Now – post lockdown – if there was ever a play worth the wait, it’s Paul Harvard’s mesmerising GHBoy.
This is about the expanding party scene in London’s East End and the snowball effect that is happening to the scene. Young men are unexpectedly dying but who is the killer? Here Harvard is very clever; the main character in the play, Robert, knows who that is, but the audience don’t know for sure who the perpetrator is. The play was inspired in part by the serial killer Stephen Port.
Robert is played by a very enigmatic Jimmy Essex who is never off stage and is perfectly cast. His brooding stage presence is phenomenal as he displays a whole gamut of powerful emotions dealing with the death of his father and his own inner demons associated with substance abuse and infidelity.
Marc Bosch who play Sergio, Robert’s boyfriend and then fiancée is equally strong bringing to his role a strength of purpose, fervour and determination as he fights to protect their relationship and help Robert get on with his life, and to realise he may be losing the battle.

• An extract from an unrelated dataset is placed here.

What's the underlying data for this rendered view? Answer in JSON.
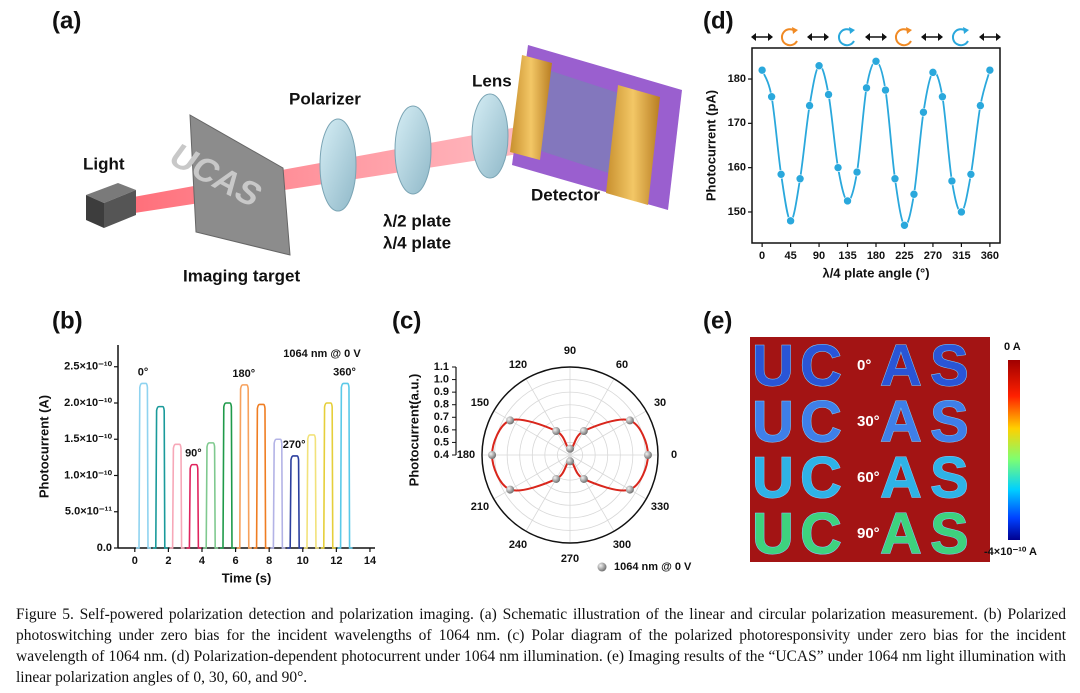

GHBoy is thought-provoking stuff where Harvard explores many relevant issues – such as that temptation can be an exciting aphrodisiac. Staged with the audience on three sides, this totally adds to the majesty of the production. Director Jon Pashley’s approach is audacious, and it’s the slightly erratic nature of his direction linked by Tony Simpson’s lighting and Rona Castrioti’s sound, which is designed to bring a brutality to the way the scenes are played out as the story unfolds.
Special mention to Sylvester Akinrolabu who plays various roles and gives a gripping and menacing performance as he exploits Robert’s vulnerability for his own sexual gratification. Also all credit to Aryana Ramkhalawon as Jasminder who is not the token ‘fag hag’ but a true friend to Robert. She just wants him to be safe and secure and her scenes with Jimmy Essex have a darkly comic overtone to them that works extremely well.
Buffy Davis as Debbie, Robert’s mother, just wants the best for her son and values the fact that he wants to help her paint her front room and bring some kind of normality, if only briefly, back into her blue-eyed boy’s life. Another key character is Simon played by a very watchable Devesh Kishore who plays the psychiatrist given the task to solve some of Robert’s problems.
Harvard challenges convention as he explores the fact that the human mind can contain abstract thoughts.
This is a very masterful look at the need for self-fulfilment and expression. There are some classic scenes within the writing such as whether you declare your HIV status when forming a new and hopefully long term relationship, but that dialogue is always apt and relevant.
GHBoy is vital modern theatre and I urge you to get your ticket now.